Tanto Perfecto como Manolo no pudieron disimular su cara de fastidio. Que Riquelme hubiese ampliado su círculo de amistades era algo que ninguno de los dos podían reprocharle y ni mucho menos censurarle. Pero al igual que no se había hecho la miel para la boca del asno, el mullido tapizado de los asientos de su reservado era algo así como un Santo Santorum creado tan solo para industriales como ellos, el principal sostén económico de la nación, miembros del Opus o algunos de los destacados dirigentes del partido a los que, excepcionalmente, tan solo se les permitía que acudiesen en compañía de sus hijos que, por supuesto, debían ser miembros de Nuevas Generaciones.
Riquelme, que conocía demasiado bien a sus amigos, se dio cuenta de que para ellos había algo que estaba fuera de lugar en aquella velada sabatina, algo tan inusual como incómodo. Del mismo modo, observó que su joven acompañante parecía sentirse de más en aquel selecto club por la insistencia enfermiza con que se rascaba la cabeza. Así que, no contento con limitarse a privarles a sus compañeros de alegrías de los palmetazos en los hombros con los que siempre les saludaba cada semana, le espetó un seco yo no quiero nada a Irina, la ucraniana de ojos azules que siempre les recibía, cuando ésta le preguntó qué iba a tomar.
-¡Eh!, vosotros, una cosa quiero deciros. Si aquí quien quiera puede entrar con su hijo, este chaval es para vosotros y para todo el mundo como si fuese el mío. Y al que no le guste, ya sabe lo que tiene que hacer.
De inmediato, Perfecto, el más diplomático de los dos, se apresuró a poner paz de por medio. Para quitarle importancia a aquella situación tan incómoda para todos, trató de excusar el enfado que le causaba la presencia del joven con unos ataques de ciática que eran tan infrecuentes como poco convincentes para Riquelme, cuya cara de desafío apenas se dulcificó.
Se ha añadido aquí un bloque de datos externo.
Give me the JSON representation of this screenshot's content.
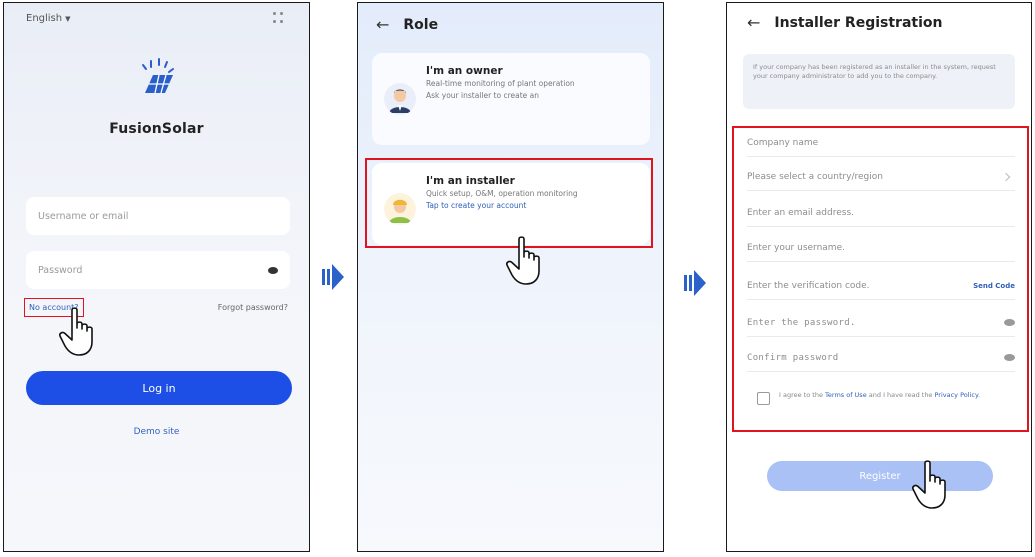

Manolo, sin variar en su habitual sonrisilla socarrona, y sin saber siquiera qué excusa añadir, se limitó a esbozar un hombre, Riquelme con la esperanza de que su amigo le atajase lo antes posible con un bueno, Manolo, déjalo. Vamos a tener la fiesta en paz.
Y, efectivamente, tal y como esperaba Manolo, la cara de Riquelme se transfiguró con una sonrisa con la que zanjó aquella incómoda situación.
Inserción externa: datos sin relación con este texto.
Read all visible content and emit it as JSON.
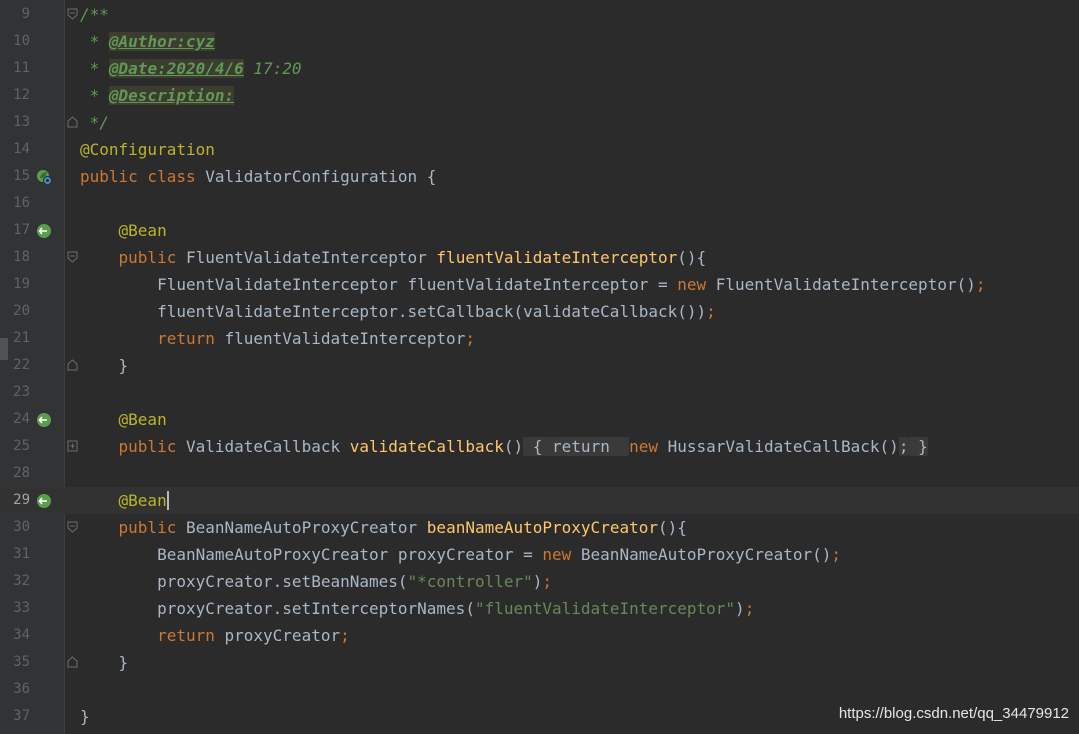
{
  "editor": {
    "lines": [
      {
        "num": "9",
        "fold": "open"
      },
      {
        "num": "10"
      },
      {
        "num": "11"
      },
      {
        "num": "12"
      },
      {
        "num": "13",
        "fold": "end"
      },
      {
        "num": "14"
      },
      {
        "num": "15",
        "icon": "spring-config-icon"
      },
      {
        "num": "16"
      },
      {
        "num": "17",
        "icon": "spring-bean-icon"
      },
      {
        "num": "18",
        "fold": "open"
      },
      {
        "num": "19"
      },
      {
        "num": "20"
      },
      {
        "num": "21"
      },
      {
        "num": "22",
        "fold": "end"
      },
      {
        "num": "23"
      },
      {
        "num": "24",
        "icon": "spring-bean-icon"
      },
      {
        "num": "25",
        "fold": "collapsed"
      },
      {
        "num": "28"
      },
      {
        "num": "29",
        "icon": "spring-bean-icon",
        "current": true
      },
      {
        "num": "30",
        "fold": "open"
      },
      {
        "num": "31"
      },
      {
        "num": "32"
      },
      {
        "num": "33"
      },
      {
        "num": "34"
      },
      {
        "num": "35",
        "fold": "end"
      },
      {
        "num": "36"
      },
      {
        "num": "37"
      }
    ],
    "code": {
      "l9": [
        "/**"
      ],
      "l10": [
        " * ",
        "@Author:cyz"
      ],
      "l11": [
        " * ",
        "@Date:2020/4/6",
        " 17:20"
      ],
      "l12": [
        " * ",
        "@Description:"
      ],
      "l13": [
        " */"
      ],
      "l14": [
        "@Configuration"
      ],
      "l15": [
        "public class ",
        "ValidatorConfiguration {"
      ],
      "l17": [
        "    ",
        "@Bean"
      ],
      "l18": [
        "    ",
        "public ",
        "FluentValidateInterceptor ",
        "fluentValidateInterceptor",
        "(){"
      ],
      "l19": [
        "        FluentValidateInterceptor fluentValidateInterceptor = ",
        "new ",
        "FluentValidateInterceptor()",
        ";"
      ],
      "l20": [
        "        fluentValidateInterceptor.setCallback(validateCallback())",
        ";"
      ],
      "l21": [
        "        ",
        "return ",
        "fluentValidateInterceptor",
        ";"
      ],
      "l22": [
        "    }"
      ],
      "l24": [
        "    ",
        "@Bean"
      ],
      "l25": [
        "    ",
        "public ",
        "ValidateCallback ",
        "validateCallback",
        "()",
        " { ",
        "return  ",
        "new ",
        "HussarValidateCallBack()",
        ";",
        " }"
      ],
      "l29": [
        "    ",
        "@Bean"
      ],
      "l30": [
        "    ",
        "public ",
        "BeanNameAutoProxyCreator ",
        "beanNameAutoProxyCreator",
        "(){"
      ],
      "l31": [
        "        BeanNameAutoProxyCreator proxyCreator = ",
        "new ",
        "BeanNameAutoProxyCreator()",
        ";"
      ],
      "l32": [
        "        proxyCreator.setBeanNames(",
        "\"*controller\"",
        ")",
        ";"
      ],
      "l33": [
        "        proxyCreator.setInterceptorNames(",
        "\"fluentValidateInterceptor\"",
        ")",
        ";"
      ],
      "l34": [
        "        ",
        "return ",
        "proxyCreator",
        ";"
      ],
      "l35": [
        "    }"
      ],
      "l37": [
        "}"
      ]
    }
  },
  "watermark": "https://blog.csdn.net/qq_34479912",
  "colors": {
    "background": "#2b2b2b",
    "keyword": "#cc7832",
    "annotation": "#bbb529",
    "method": "#ffc66d",
    "string": "#6a8759",
    "doc": "#629755",
    "text": "#a9b7c6"
  }
}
-Venga, chaval, cuéntales a estos
Con el preámbulo de un joer apenas imperceptible para aquellos cincuentones que se encontraban allí, el joven invitado, a instancias de su circunstancial padre, comenzó su relato plagado de numerosos pos resulta. Su hazaña y la de sus colegas se remontó a la tarde del miércoles anterior, cuando acudieron a la plaza de Villaricos, entre Blas de Lezo y Torres Julián, donde iba a tener lugar la movida, como llamaba lo que él y los suyos estaban dispuestos a hacer.
Se trataba de una plaza pequeña, una auténtica perita en dulce para su propósito. El recuerdo de aquel detalle, el de la estrechez de las calles adyacentes y las reducidas dimensiones de la plaza, le provocó una sonrisilla parecida a las de Manolo pero con un cariz diferente, algo parecido a una mezcla de maldad y satisfacción. La misma maldad y satisfacción que le llevó a él y a su grupo de amigos a esperar, antes de ponerse manos a la obra, a que varios de los ponentes de aquella asamblea ciudadana que se había convocado allí comenzasen a debatir en aquel espacio urbano sobre temas como los desahucios, la precariedad laboral o los recortes en educación y sanidad. Al fin y al cabo, las pretensiones de aquellos guarros, como le gustaba definirlos, serían igual de divertidas que las pedradas y los botellazos con que los obsequiarían él y su peña apenas veinte minutos después de que empezasen a hablar.
-¿Lo veis? Si es lo que os había dicho. Para mí, Javier, es algo más que un hijo.- Si apenas cinco minutos antes todo había sido tensión y malas caras, la improvisada confesión de paternidad de Riquelme fue recibida con una salva de risas a la que también se unió el nuevo miembro de aquellas veladas, cuya cabeza rapada y cazadora de cuero contrastaba escandalosamente con las engominadas entradas de aquellos hombres maduros que vestían trajes de Armani.
Manolo, el menos hablador del grupo, cruzó sus manos y, del mismo modo que un padre que conociendo las gracias de su hijo pequeño lo pone a prueba ante sus familiares le espetó un Entonces, ¿y? a lo que Javier repuso, tras una carcajada, un "Pudimos... fastidiarlos bien" que aún suscitó más risas entre los concurrentes.